Que ce soit sous serre ou en plein champ, la technique est de « ne RIEN faire ». Psychologiquement il peut être difficile de ne pas agir dès l’apparition du puceron et il faut tolérer la présence d’un peu de fumagine sur les cerisiers, mais après 2 ans, le constat est positif pour la pépinière.

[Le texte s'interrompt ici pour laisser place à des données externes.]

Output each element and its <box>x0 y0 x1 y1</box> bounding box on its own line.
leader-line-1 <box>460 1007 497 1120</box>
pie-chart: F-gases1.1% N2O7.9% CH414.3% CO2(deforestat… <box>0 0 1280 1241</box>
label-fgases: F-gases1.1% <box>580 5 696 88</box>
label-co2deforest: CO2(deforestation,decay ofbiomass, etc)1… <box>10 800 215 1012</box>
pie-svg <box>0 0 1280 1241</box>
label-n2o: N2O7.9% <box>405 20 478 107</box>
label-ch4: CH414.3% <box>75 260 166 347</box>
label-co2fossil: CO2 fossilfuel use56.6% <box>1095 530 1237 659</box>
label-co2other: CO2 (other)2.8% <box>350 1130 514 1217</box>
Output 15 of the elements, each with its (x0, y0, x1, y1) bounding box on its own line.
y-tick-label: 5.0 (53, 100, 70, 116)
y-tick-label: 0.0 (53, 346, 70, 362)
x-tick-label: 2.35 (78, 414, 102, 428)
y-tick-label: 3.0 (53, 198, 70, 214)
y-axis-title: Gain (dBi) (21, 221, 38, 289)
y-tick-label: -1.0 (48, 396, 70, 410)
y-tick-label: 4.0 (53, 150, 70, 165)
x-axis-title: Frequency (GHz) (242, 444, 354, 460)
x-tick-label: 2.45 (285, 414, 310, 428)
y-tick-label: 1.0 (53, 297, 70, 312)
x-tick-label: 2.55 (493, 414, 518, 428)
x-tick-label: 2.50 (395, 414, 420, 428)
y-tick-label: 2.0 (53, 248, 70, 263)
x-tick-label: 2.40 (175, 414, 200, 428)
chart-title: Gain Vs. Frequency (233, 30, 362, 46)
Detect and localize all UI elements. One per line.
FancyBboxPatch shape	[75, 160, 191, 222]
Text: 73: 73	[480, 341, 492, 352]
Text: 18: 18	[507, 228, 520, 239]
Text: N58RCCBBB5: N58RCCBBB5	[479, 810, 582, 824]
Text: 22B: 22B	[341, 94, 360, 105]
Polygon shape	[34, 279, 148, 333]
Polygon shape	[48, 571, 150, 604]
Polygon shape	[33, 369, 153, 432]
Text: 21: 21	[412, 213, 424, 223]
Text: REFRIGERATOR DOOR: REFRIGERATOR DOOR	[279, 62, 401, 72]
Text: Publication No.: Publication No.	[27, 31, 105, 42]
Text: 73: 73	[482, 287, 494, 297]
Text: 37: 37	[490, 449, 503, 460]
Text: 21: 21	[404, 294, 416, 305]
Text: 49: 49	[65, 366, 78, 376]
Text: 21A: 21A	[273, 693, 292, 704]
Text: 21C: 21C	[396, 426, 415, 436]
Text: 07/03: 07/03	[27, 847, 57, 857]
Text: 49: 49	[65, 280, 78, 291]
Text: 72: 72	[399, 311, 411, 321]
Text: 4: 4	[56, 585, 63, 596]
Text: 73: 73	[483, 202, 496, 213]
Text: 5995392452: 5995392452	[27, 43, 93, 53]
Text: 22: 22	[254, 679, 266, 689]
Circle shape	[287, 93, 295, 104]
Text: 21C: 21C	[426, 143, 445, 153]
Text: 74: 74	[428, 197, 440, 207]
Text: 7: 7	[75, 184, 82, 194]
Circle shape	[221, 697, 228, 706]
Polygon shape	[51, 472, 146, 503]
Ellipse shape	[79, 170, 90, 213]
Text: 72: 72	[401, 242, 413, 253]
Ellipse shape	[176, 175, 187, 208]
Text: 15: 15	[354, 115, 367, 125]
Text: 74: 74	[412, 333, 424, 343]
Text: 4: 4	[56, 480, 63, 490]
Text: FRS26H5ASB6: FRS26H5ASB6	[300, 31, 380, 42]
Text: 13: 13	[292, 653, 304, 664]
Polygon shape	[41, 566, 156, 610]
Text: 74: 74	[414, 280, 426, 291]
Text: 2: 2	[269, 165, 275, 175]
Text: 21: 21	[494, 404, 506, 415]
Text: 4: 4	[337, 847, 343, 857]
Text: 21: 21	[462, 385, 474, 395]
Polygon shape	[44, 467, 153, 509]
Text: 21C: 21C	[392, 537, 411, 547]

C’est un changement de paradigme, on ne compte plus sur le chimique mais sur la biodiversité qui a fait son grand retour sur l’exploitation !
Pour assurer la résilience des écosystèmes, il est nécessaire de s’appuyer sur les régulations naturelles en mettant en place un ensemble de pratiques favorables à une faune variée :
- Gestion des adventices: à retirer que si elles sont réellement envahissantes. Elles apportent gîte et couvert aux insectes dont les pollinisateurs, et une gestion minimale réduit le travail des salariés !
- Lutte biologique contre les ravageurs: aménager des zones refuges pour attirer les auxiliaires, comme les prédateurs des pucerons. La présence de suffisamment de prédateurs, comme la coccinelle pour le puceron, permet de remplacer les traitements chimiques !
- Certains facteurs abiotiques, comme le froid ou le stress hydrique, remplacent les traitements chimiques. Ils peuvent, par exemple, limiter les poussées de croissance des plants et permettre de ne plus utiliser de nanifiants (ou régulateurs de croissance). Autre exemple avec les rosiers, une simple sortie à l’extérieur suffit à résoudre les problèmes d’oïdium. Less is more!
L’aventure continue pour la pépinière, entre expérimentation et maîtrise du laisser-faire. Une chose est sûre, ces pratiques apportent une diversité de ressources et de sites de nidification pour les pollinisateurs et les auxiliaires de culture, tout en réduisant l’utilisation des produits phytopharmaceutiques. Un combo gagnant pour l’horticulteur et la biodiversité.